Elizabeth versuchte gegen ihre Tränen anzukämpfen. „Vergiß nicht — Elizabeth Duncan.“
Mit der Hand am Türknauf drehte sich Robert zu ihr um. „Das hier ist genug.“ Noch einmal schauten Bruder und Schwester einander an, und beide wußten, daß es das letzte Mal war. „Lebe wohl... Beth“, sagte Robert mit einem kleinen Lächeln.

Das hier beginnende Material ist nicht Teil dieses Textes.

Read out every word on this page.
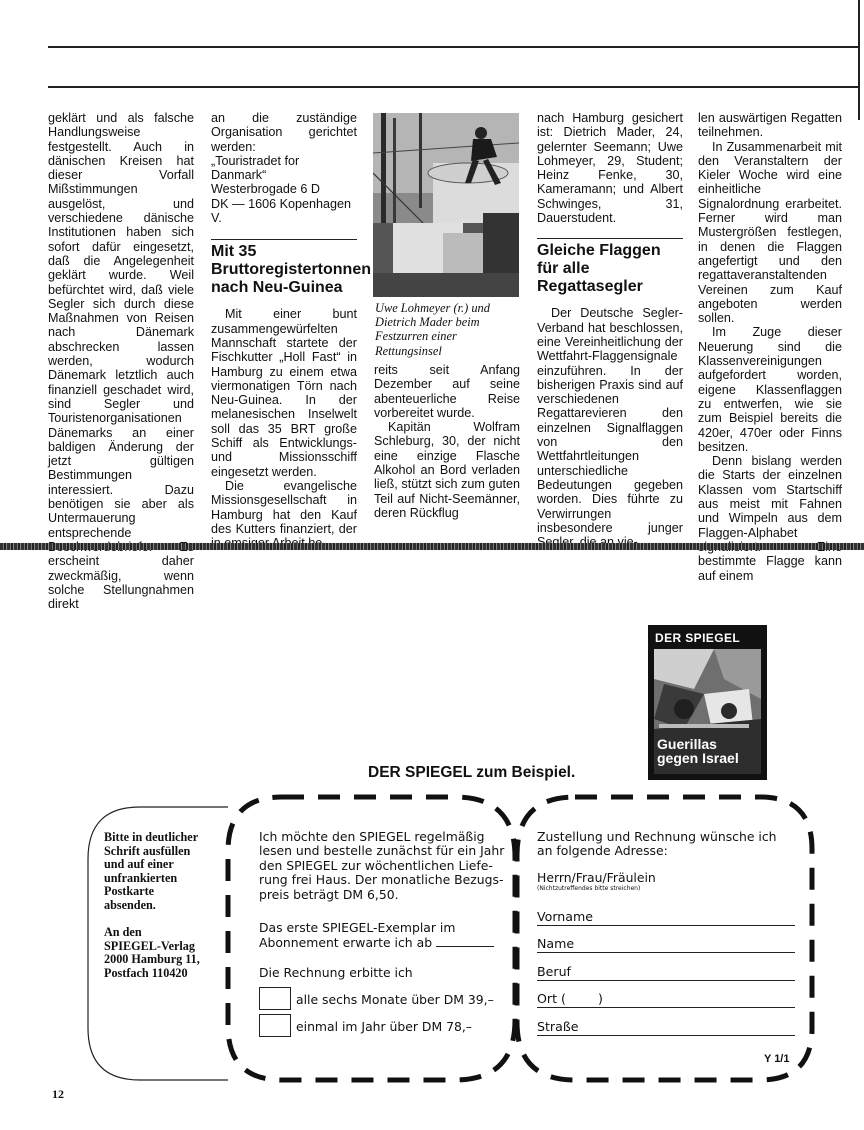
geklärt und als falsche Handlungsweise festgestellt. Auch in dänischen Kreisen hat dieser Vorfall Mißstimmungen ausgelöst, und verschiedene dänische Institutionen haben sich sofort dafür eingesetzt, daß die Angelegenheit geklärt wurde. Weil befürchtet wird, daß viele Segler sich durch diese Maßnahmen von Reisen nach Dänemark abschrecken lassen werden, wodurch Dänemark letztlich auch finanziell geschadet wird, sind Segler und Touristenorganisationen Dänemarks an einer baldigen Änderung der jetzt gültigen Bestimmungen interessiert. Dazu benötigen sie aber als Untermauerung entsprechende erscheint daher zweckmäßig, wenn solche Stellungnahmen direkt

an die zuständige Organisation gerichtet werden:

„Touristradet for Danmark“

Westerbrogade 6 D

DK — 1606 Kopenhagen V.

Mit 35 Bruttoregistertonnen nach Neu-Guinea

Mit einer bunt zusammengewürfelten Mannschaft startete der Fischkutter „Holl Fast“ in Hamburg zu einem etwa viermonatigen Törn nach Neu-Guinea. In der melanesischen Inselwelt soll das 35 BRT große Schiff als Entwicklungs- und Missionsschiff eingesetzt werden.

Die evangelische Missionsgesellschaft in Hamburg hat den Kauf des Kutters finanziert, der

Uwe Lohmeyer (r.) und Dietrich Mader beim Festzurren einer Rettungsinsel

reits seit Anfang Dezember auf seine abenteuerliche Reise vorbereitet wurde.

Kapitän Wolfram Schleburg, 30, der nicht eine einzige Flasche Alkohol an Bord verladen ließ, stützt sich zum guten Teil auf Nicht-Seemänner, deren Rückflug

nach Hamburg gesichert ist: Dietrich Mader, 24, gelernter Seemann; Uwe Lohmeyer, 29, Student; Heinz Fenke, 30, Kameramann; und Albert Schwinges, 31, Dauerstudent.

Gleiche Flaggen für alle Regattasegler

Der Deutsche Segler-Verband hat beschlossen, eine Vereinheitlichung der Wettfahrt-Flaggensignale einzuführen. In der bisherigen Praxis sind auf verschiedenen Regattarevieren den einzelnen Signalflaggen von den Wettfahrtleitungen unterschiedliche Bedeutungen gegeben worden. Dies führte zu Verwirrungen insbesondere junger

len auswärtigen Regatten teilnehmen.

In Zusammenarbeit mit den Veranstaltern der Kieler Woche wird eine einheitliche Signalordnung erarbeitet. Ferner wird man Mustergrößen festlegen, in denen die Flaggen angefertigt und den regattaveranstaltenden Vereinen zum Kauf angeboten werden sollen.

Im Zuge dieser Neuerung sind die Klassenvereinigungen aufgefordert worden, eigene Klassenflaggen zu entwerfen, wie sie zum Beispiel bereits die 420er, 470er oder Finns besitzen.

Denn bislang werden die Starts der einzelnen Klassen vom Startschiff aus meist mit Fahnen und Wimpeln aus dem Flaggen-Alphabet bestimmte Flagge kann auf einem

DER SPIEGEL
Guerillas
gegen Israel
DER SPIEGEL zum Beispiel.
Bitte in deutlicher
Schrift ausfüllen
und auf einer
unfrankierten
Postkarte
absenden.
An den
SPIEGEL-Verlag
2000 Hamburg 11,
Postfach 110420
Ich möchte den SPIEGEL regelmäßig
lesen und bestelle zunächst für ein Jahr
den SPIEGEL zur wöchentlichen Liefe-
rung frei Haus. Der monatliche Bezugs-
preis beträgt DM 6,50.
Das erste SPIEGEL-Exemplar im
Abonnement erwarte ich ab
Die Rechnung erbitte ich
alle sechs Monate über DM 39,–
einmal im Jahr über DM 78,–
Zustellung und Rechnung wünsche ich
an folgende Adresse:
Herrn/Frau/Fräulein
(Nichtzutreffendes bitte streichen)
Vorname
Name
Beruf
Ort (        )
Straße
Y 1/1
12
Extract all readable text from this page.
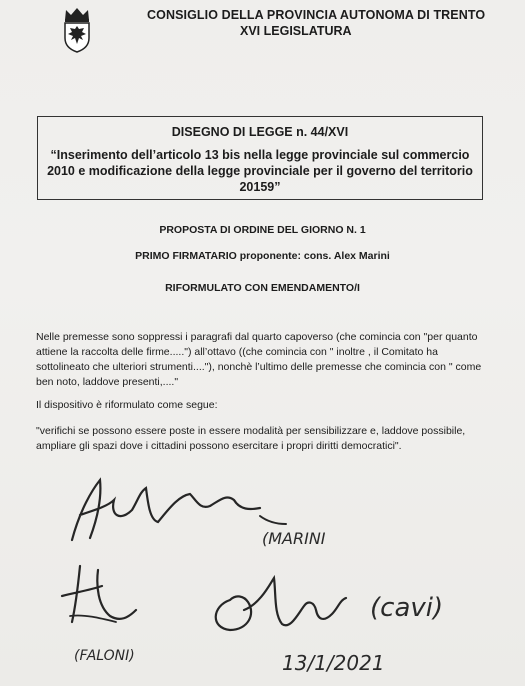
CONSIGLIO DELLA PROVINCIA AUTONOMA DI TRENTO
XVI LEGISLATURA
DISEGNO DI LEGGE n. 44/XVI
“Inserimento dell’articolo 13 bis nella legge provinciale sul commercio 2010 e modificazione della legge provinciale per il governo del territorio 20159”
PROPOSTA DI ORDINE DEL GIORNO N. 1
PRIMO FIRMATARIO proponente: cons. Alex Marini
RIFORMULATO CON EMENDAMENTO/I
Nelle premesse sono soppressi i paragrafi dal quarto capoverso (che comincia con "per quanto attiene la raccolta delle firme.....") all’ottavo ((che comincia con " inoltre , il Comitato ha sottolineato che ulteriori strumenti...."), nonchè l’ultimo delle premesse che comincia con " come ben noto, laddove presenti,...."
Il dispositivo è riformulato come segue:
"verifichi se possono essere poste in essere modalità per sensibilizzare e, laddove possibile, ampliare gli spazi dove i cittadini possono esercitare i propri diritti democratici".
(MARINI
(FALONI)
(cavi)
13/1/2021
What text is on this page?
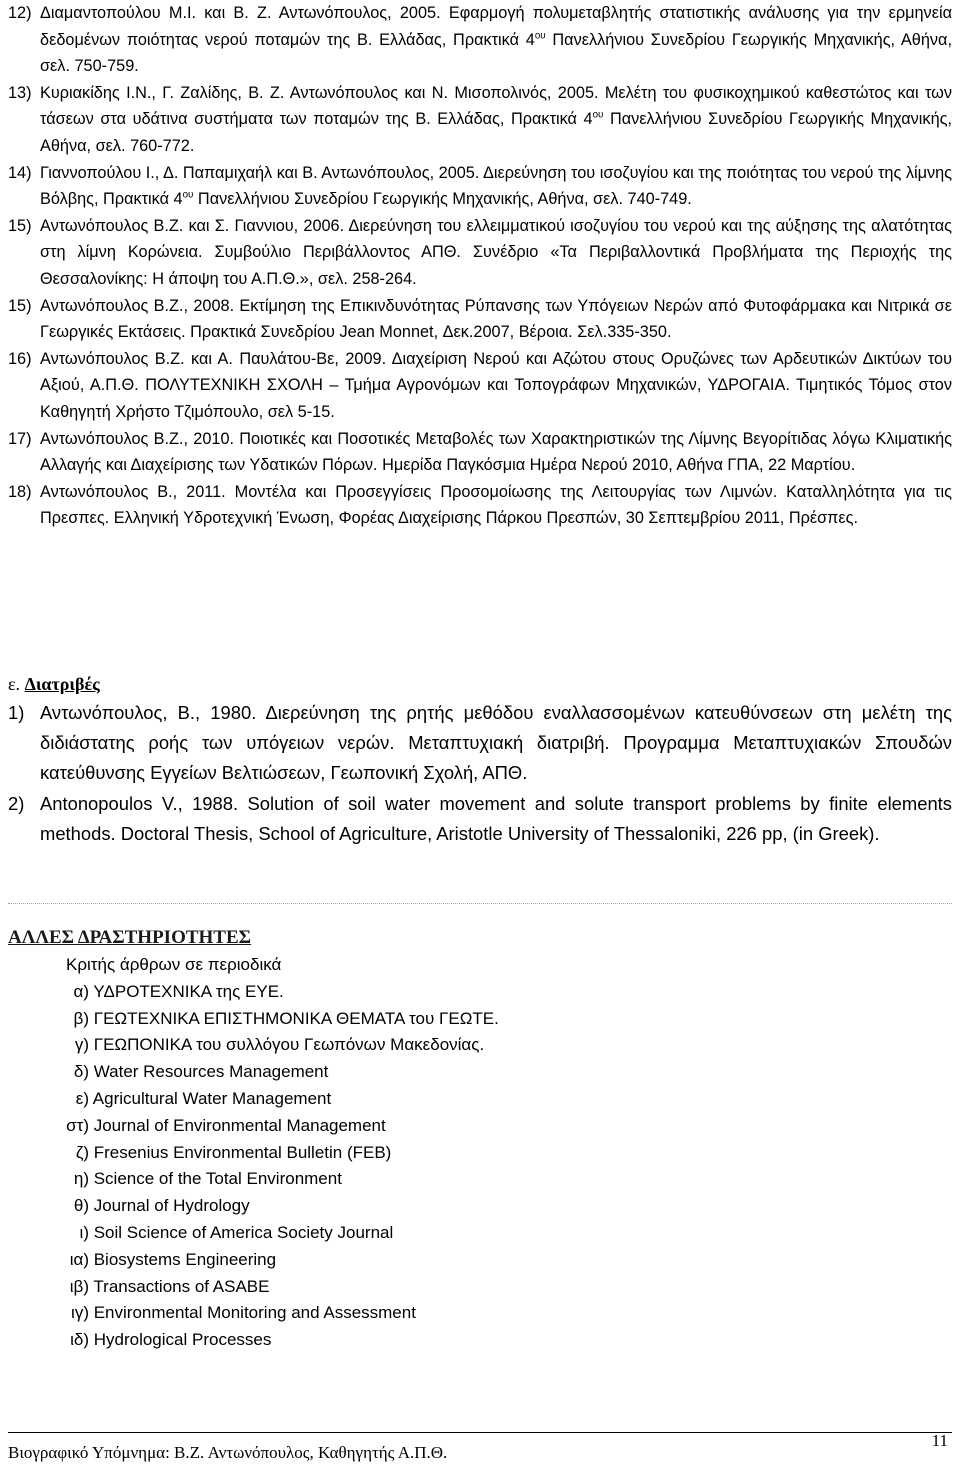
12) Διαμαντοπούλου Μ.Ι. και Β. Ζ. Αντωνόπουλος, 2005. Εφαρμογή πολυμεταβλητής στατιστικής ανάλυσης για την ερμηνεία δεδομένων ποιότητας νερού ποταμών της Β. Ελλάδας, Πρακτικά $4^{o\upsilon}$ Πανελλήνιου Συνεδρίου Γεωργικής Μηχανικής, Αθήνα, σελ. 750-759.
13) Κυριακίδης Ι.Ν., Γ. Ζαλίδης, Β. Ζ. Αντωνόπουλος και Ν. Μισοπολινός, 2005. Μελέτη του φυσικοχημικού καθεστώτος και των τάσεων στα υδάτινα συστήματα των ποταμών της Β. Ελλάδας, Πρακτικά $4^{o\upsilon}$ Πανελλήνιου Συνεδρίου Γεωργικής Μηχανικής, Αθήνα, σελ. 760-772.
14) Γιαννοπούλου Ι., Δ. Παπαμιχαήλ και Β. Αντωνόπουλος, 2005. Διερεύνηση του ισοζυγίου και της ποιότητας του νερού της λίμνης Βόλβης, Πρακτικά $4^{o\upsilon}$ Πανελλήνιου Συνεδρίου Γεωργικής Μηχανικής, Αθήνα, σελ. 740-749.
15) Αντωνόπουλος Β.Ζ. και Σ. Γιαννιου, 2006. Διερεύνηση του ελλειμματικού ισοζυγίου του νερού και της αύξησης της αλατότητας στη λίμνη Κορώνεια. Συμβούλιο Περιβάλλοντος ΑΠΘ. Συνέδριο «Τα Περιβαλλοντικά Προβλήματα της Περιοχής της Θεσσαλονίκης: Η άποψη του Α.Π.Θ.», σελ. 258-264.
15) Αντωνόπουλος Β.Ζ., 2008. Εκτίμηση της Επικινδυνότητας Ρύπανσης των Υπόγειων Νερών από Φυτοφάρμακα και Νιτρικά σε Γεωργικές Εκτάσεις. Πρακτικά Συνεδρίου Jean Monnet, Δεκ.2007, Βέροια. Σελ.335-350.
16) Αντωνόπουλος Β.Ζ. και Α. Παυλάτου-Βε, 2009. Διαχείριση Νερού και Αζώτου στους Ορυζώνες των Αρδευτικών Δικτύων του Αξιού, Α.Π.Θ. ΠΟΛΥΤΕΧΝΙΚΗ ΣΧΟΛΗ – Τμήμα Αγρονόμων και Τοπογράφων Μηχανικών, ΥΔΡΟΓΑΙΑ. Τιμητικός Τόμος στον Καθηγητή Χρήστο Τζιμόπουλο, σελ 5-15.
17) Αντωνόπουλος Β.Ζ., 2010. Ποιοτικές και Ποσοτικές Μεταβολές των Χαρακτηριστικών της Λίμνης Βεγορίτιδας λόγω Κλιματικής Αλλαγής και Διαχείρισης των Υδατικών Πόρων. Ημερίδα Παγκόσμια Ημέρα Νερού 2010, Αθήνα ΓΠΑ, 22 Μαρτίου.
18) Αντωνόπουλος Β., 2011. Μοντέλα και Προσεγγίσεις Προσομοίωσης της Λειτουργίας των Λιμνών. Καταλληλότητα για τις Πρεσπες. Ελληνική Υδροτεχνική Ένωση, Φορέας Διαχείρισης Πάρκου Πρεσπών, 30 Σεπτεμβρίου 2011, Πρέσπες.
ε. Διατριβές
1) Αντωνόπουλος, Β., 1980. Διερεύνηση της ρητής μεθόδου εναλλασσομένων κατευθύνσεων στη μελέτη της διδιάστατης ροής των υπόγειων νερών. Μεταπτυχιακή διατριβή. Προγραμμα Μεταπτυχιακών Σπουδών κατεύθυνσης Εγγείων Βελτιώσεων, Γεωπονική Σχολή, ΑΠΘ.
2) Antonopoulos V., 1988. Solution of soil water movement and solute transport problems by finite elements methods. Doctoral Thesis, School of Agriculture, Aristotle University of Thessaloniki, 226 pp, (in Greek).
ΑΛΛΕΣ ΔΡΑΣΤΗΡΙΟΤΗΤΕΣ
Κριτής άρθρων σε περιοδικά
α) ΥΔΡΟΤΕΧΝΙΚΑ της ΕΥΕ.
β) ΓΕΩΤΕΧΝΙΚΑ ΕΠΙΣΤΗΜΟΝΙΚΑ ΘΕΜΑΤΑ του ΓΕΩΤΕ.
γ) ΓΕΩΠΟΝΙΚΑ του συλλόγου Γεωπόνων Μακεδονίας.
δ) Water Resources Management
ε) Agricultural Water Management
στ) Journal of Environmental Management
ζ) Fresenius Environmental Bulletin (FEB)
η) Science of the Total Environment
θ) Journal of Hydrology
ι) Soil Science of America Society Journal
ια) Biosystems Engineering
ιβ) Transactions of ASABE
ιγ) Environmental Monitoring and Assessment
ιδ) Hydrological Processes
Βιογραφικό Υπόμνημα: Β.Ζ. Αντωνόπουλος, Καθηγητής Α.Π.Θ.
11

Erst als Elizabeth ihn draußen rasch am Fenster vorbei und in Richtung Straße gehen sah, sank sie auf das Bett, ließ den Kopf hängen und weinte. Die Tränen tropften auf den Beutel, der Elizabeths Hand bedeckte. Es waren Tränen des Kummers und der Erleichterung, und sie weinte für ihren Bruder.
Denn in ihrem Beutel steckte ihre Pistole, und mit der hatte sie während der ganzen Zeit auf Robert gezielt.
28. KAPITEL
Die Neuntagereise von Helmshead nach London legte Elizabeth in sechseinhalb Tagen zurück, weil sie die Fahrt auch nachts fortsetzte und die Kutscher nur zum Pferdewechsel und für eine gelegentliche Mahlzeit anhalten ließ.
An den Posten redete alle Welt vom Pferdeknecht bis zum Schankmädchen nur von dem Prozeß gegen Ian Thornton, Marquess of Kensington.
Zwei Tage nach Prozeßbeginn um ein Uhr mittags hielt der staubbedeckte Wagen vor dem Londoner Stadthaus der Dowager Duchess of Hawthorne. Elizabeth sprang hinaus, noch bevor die Trittstufen herausgeklappt worden waren. Sie lief die Eingangstreppe hinauf und hämmerte gegen die Tür.
„Was um alles in der Welt...“ Die Herzoginwitwe, die unruhig in der Eingangshalle auf und ab gegangen war, blieb stehen, als sie das Getöse des Messingklopfers hörte. Der Butler öffnete die Tür.
Elizabeth stürmte an ihm vorbei. „Durchlaucht!“ keuchte sie. „Ich...“
„Sie!“ Die Dowager Duchess starrte die staubige, aufgelöste junge Frau eisig an, die ihren Ehegemahl verlassen, viele Sorgen verursacht und einen furchtbaren Skandal ausgelöst hatte und nun, da alles zu spät war, wie ein wildgewordener Staubwedel in die herzogliche Eingangshalle tobte. „Jemand sollte Sie gründlich durchprügeln!“ erklärte die alte Dame aufs höchste erzürnt.
„Zweifellos wird Ian das selbst tun wollen, aber erst später.“ Elizabeth mußte zunächst einmal Luft holen und sich sammeln. „Jetzt ist es erst einmal erforderlich, daß ich nach Westminster und ins House of Lords gelange. Dort wird man mich jedoch nicht hineinlassen, und aus diesem Grund benötige ich Ihre Hilfe.“
„Der Prozeß läuft bereits seit gestern, und zwar nicht gut, wie ich Ihnen versichern darf.“
„Erzählen Sie mir das später!“ befahl Elizabeth in einem Ton, der der Dowager Duchess selbst gut angestanden hätte. „Jetzt überlegen Sie sich, welcher von Ihren einflußreichen Freunden mich hineinbringen kann. Alles andere mache ich dann schon selbst.“
Nachdem der Herzoginwitwe klargeworden war, daß Elizabeth tatsächlich Ians einzige Hoffnung darstellte, kam Leben in sie.
„Faulkner!“ rief sie herrisch, und sofort erschien ihre Kammerzofe. „Führen Sie diese junge Frau nach oben.